Cronaca
Strade piene per la movida: sindaci emettono nuove norme

Le strade sono piene per la movida, ma i sindaci temono che questo comporti pericolosi affollamenti di persone senza mascherina e troppo vicine tra loro. La paura del ritorno del contagio da Covid-19 aleggia negli uffici comunali e, alla luce di quanto già accaduto nella città di Brescia, numerosi sindaci italiani hanno deciso di passare al contrattacco emettendo normative e regolamenti relativi alle loro città.
Fioccano le multe a Ponte Milvio, a Roma, e si chiude un bar di Perugia, che, in barba alla distanza di sicurezza, era stato teatro di una rissa corpo a corpo tra i suoi avventori. Per controllare maggiormente la città, inoltre, a Roma si sceglie di schierare un migliaio di agenti. Questi sorveglieranno la situazione serale e notturna, impedendo assembramenti pericolosi. A Perugia, invece, il Comune ha ordinato la chiusura dei locali alle 21 nel centro e nella zona di Fontivegge.
Movida in Veneto e Lombardia: nuove regole in arrivo
Nel frattempo, alza la voce anche il governatore della Lombardia Attilio Fontana che si dice pronto a varare “nuove restrizioni, per evitare che il lavoro svolto finora grazie alla maggioranza dei cittadini, venga vanificato da alcuni incoscienti”. Ciò che si teme, infatti, è proprio questo: vanificare tutti gli sforzi compiuti dal paese intero in due mesi e mezzo di ferreo lockdown.

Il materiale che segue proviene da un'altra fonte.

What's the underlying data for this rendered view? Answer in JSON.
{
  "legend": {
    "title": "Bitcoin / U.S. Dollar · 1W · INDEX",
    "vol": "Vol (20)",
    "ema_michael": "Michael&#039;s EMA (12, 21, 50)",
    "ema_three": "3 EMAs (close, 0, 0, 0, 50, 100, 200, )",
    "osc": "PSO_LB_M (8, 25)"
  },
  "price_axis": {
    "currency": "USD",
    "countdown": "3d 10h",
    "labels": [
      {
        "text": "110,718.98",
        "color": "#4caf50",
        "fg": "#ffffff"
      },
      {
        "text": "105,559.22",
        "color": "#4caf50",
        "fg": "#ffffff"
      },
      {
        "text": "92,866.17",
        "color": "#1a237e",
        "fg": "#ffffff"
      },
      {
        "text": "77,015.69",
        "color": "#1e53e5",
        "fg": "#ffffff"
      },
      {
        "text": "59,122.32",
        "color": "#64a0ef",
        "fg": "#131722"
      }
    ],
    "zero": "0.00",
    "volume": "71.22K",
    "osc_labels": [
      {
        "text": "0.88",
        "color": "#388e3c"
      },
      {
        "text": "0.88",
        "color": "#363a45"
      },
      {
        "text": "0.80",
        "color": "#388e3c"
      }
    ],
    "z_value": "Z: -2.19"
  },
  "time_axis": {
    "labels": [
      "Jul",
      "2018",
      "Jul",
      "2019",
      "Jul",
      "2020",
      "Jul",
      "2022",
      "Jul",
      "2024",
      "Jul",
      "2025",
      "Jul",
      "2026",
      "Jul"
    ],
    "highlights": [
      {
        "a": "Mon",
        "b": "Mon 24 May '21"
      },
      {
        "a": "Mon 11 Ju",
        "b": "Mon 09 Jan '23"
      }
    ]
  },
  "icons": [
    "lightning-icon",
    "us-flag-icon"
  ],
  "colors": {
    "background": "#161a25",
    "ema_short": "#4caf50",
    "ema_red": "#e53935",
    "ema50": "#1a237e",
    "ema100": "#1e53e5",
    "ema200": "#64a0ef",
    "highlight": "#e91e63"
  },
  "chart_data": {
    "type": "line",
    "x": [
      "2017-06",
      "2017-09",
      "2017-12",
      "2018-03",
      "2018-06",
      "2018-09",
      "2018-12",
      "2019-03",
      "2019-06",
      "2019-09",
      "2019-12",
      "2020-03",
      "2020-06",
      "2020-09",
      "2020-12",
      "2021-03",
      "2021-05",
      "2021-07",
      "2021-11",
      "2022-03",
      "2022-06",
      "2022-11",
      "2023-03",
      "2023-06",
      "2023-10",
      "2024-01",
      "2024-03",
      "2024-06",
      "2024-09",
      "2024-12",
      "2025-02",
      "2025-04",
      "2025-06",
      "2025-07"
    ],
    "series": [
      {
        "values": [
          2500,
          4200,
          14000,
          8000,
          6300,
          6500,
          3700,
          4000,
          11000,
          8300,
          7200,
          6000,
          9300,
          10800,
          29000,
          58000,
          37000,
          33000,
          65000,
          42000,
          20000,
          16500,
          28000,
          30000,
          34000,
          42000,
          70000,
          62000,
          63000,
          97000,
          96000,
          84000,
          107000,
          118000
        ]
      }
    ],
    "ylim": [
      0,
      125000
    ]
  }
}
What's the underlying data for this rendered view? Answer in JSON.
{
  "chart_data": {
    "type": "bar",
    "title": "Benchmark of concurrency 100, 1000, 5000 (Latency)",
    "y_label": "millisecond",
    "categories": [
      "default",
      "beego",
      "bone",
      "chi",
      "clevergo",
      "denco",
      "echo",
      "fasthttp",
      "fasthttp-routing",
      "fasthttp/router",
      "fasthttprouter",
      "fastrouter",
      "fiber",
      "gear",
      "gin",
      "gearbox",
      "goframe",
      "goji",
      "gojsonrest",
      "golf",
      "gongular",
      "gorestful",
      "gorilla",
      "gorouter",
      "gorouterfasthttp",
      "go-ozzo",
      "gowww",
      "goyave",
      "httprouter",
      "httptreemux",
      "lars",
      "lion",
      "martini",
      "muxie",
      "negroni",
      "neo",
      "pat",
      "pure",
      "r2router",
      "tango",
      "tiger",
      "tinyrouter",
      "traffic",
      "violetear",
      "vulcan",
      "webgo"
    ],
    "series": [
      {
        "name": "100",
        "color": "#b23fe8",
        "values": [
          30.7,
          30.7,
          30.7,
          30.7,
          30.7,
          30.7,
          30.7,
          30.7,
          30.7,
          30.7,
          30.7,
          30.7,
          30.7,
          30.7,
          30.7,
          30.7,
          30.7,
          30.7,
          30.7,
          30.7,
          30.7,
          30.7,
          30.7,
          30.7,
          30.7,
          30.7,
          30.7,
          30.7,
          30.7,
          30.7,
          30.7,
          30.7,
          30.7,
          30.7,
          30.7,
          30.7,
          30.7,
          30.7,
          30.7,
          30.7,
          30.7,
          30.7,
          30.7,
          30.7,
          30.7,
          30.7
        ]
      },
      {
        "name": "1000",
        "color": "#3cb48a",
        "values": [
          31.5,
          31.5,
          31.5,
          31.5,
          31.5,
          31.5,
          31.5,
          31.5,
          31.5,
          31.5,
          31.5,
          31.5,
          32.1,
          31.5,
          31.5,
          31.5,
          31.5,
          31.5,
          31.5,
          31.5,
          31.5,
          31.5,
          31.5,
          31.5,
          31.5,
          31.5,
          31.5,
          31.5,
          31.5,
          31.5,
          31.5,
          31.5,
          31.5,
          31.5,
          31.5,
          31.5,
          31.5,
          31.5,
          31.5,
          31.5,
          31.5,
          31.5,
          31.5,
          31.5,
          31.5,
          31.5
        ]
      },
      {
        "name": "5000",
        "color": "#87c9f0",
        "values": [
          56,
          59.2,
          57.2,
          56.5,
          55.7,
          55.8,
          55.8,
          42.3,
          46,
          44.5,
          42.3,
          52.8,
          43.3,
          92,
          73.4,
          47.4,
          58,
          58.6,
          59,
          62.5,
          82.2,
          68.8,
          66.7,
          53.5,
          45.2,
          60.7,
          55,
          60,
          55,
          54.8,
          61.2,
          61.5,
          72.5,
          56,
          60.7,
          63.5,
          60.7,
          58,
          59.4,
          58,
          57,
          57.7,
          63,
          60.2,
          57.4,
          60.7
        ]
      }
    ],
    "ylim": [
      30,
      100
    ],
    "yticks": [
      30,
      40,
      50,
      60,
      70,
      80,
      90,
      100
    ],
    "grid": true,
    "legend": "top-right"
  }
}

Dopo che hanno fatto il giro d’Italia le immagini di Verona e delle sue strade piene per la movida, il sindaco emette nuove regole anche nella città di Romeo e Giulietta. “Sono inc… nero”, dice fuori dai denti il primo cittadino veronese, “fino al 2 giugno si potranno bere alcolici solo seduti ai tavoli”. A Verona, infatti, a lasciare basiti forze dell’ordine, consiglio comunale e cittadini sono stati i vetri rotti, i rifiuti e la plastica abbandonati nelle piazze in quantità impressionanti.
Non va meglio a Napoli, né a Savona. Nella città ligure, folle di giovani hanno preso d’assalto i locali del centro nella serata di ieri. Stamattina, il sindaco li ha ammoniti, “Ragazzi così non va. Dobbiamo farcela insieme. Le regole e il buonsenso devono valere per tutti: anziani, giovani” ha scritto sul suo profilo Facebook la prima cittadina Valentina Ghio.
Movida sotto controllo a Cagliari e Palermo
Tutto bene a Cagliari, invece, dove la movida torna per le strade ma con ordine e rispetto delle regole. Senza troppi eccessi il venerdì sera a Cagliari: il centro si è rianimato ma con gente seduta per lo più ai tavoli dei locali, rispettosa della distanza e senza assembramenti. Situazione sotto controllo anche Palermo, con carabinieri, polizia e finanza schierate alla Vucciria e in piazza Magione, cercando di convincere la gente al rispetto delle regole.